Modeling the Transient Two-Dimensional Temperature Response of Cylindrical Geometry for the Enhancement of Learning Heat Transfer

This thesis considers the topics of heat transfer education, a modern approach to learning, and understanding one-dimensional verses multidimensional problems. The physical problem considered is transient conduction in a short cylinder immersed in an isothermal fluid. Many aspects can be modified, such as the material properties, but the length and radius are of primary concern. The thesis introduces the concepts required to develop a numerical method for solving the temperature gradient within the cylinder.
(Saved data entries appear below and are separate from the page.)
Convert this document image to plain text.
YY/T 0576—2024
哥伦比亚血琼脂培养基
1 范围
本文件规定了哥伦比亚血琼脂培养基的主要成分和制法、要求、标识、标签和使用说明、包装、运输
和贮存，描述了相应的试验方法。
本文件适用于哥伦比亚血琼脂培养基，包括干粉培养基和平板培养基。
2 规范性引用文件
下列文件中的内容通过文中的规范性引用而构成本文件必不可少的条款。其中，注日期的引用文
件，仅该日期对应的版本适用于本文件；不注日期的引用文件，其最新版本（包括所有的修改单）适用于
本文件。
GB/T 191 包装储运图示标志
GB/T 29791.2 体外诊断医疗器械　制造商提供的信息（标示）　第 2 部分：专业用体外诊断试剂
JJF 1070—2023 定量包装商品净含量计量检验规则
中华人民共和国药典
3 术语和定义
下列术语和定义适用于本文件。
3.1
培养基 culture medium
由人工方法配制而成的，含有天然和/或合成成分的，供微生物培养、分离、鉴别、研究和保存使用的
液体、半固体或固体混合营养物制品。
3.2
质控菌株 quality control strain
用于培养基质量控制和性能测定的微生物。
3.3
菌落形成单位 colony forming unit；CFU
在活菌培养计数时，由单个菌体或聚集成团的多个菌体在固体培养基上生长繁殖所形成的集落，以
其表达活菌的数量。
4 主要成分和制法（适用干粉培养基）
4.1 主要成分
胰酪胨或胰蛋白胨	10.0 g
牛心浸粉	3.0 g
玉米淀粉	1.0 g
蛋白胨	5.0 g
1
This method is programmed in MATLAB with a graphical user interface allowing for interactive learning by performing iterative tests to discover various concepts; which can have a significant impact on learning. Many published research articles detail the effectiveness of incorporating hands-on computer programs into the heat transfer curriculum. The interaction effects from the inputs are also analyzed using a design of experiments full factorial method to determine which inputs are the most significant concerning the error between the one- and two-dimensional solutions. The main effects are the length and radius by a significant amount followed by the time, material, initial temperature, and convection coefficient. Finally, the program is used to develop a chart which given the geometry, material properties, and Fourier number can tell the user precisely when the one-dimensional assumption for both a slab and infinite cylinder breaks down.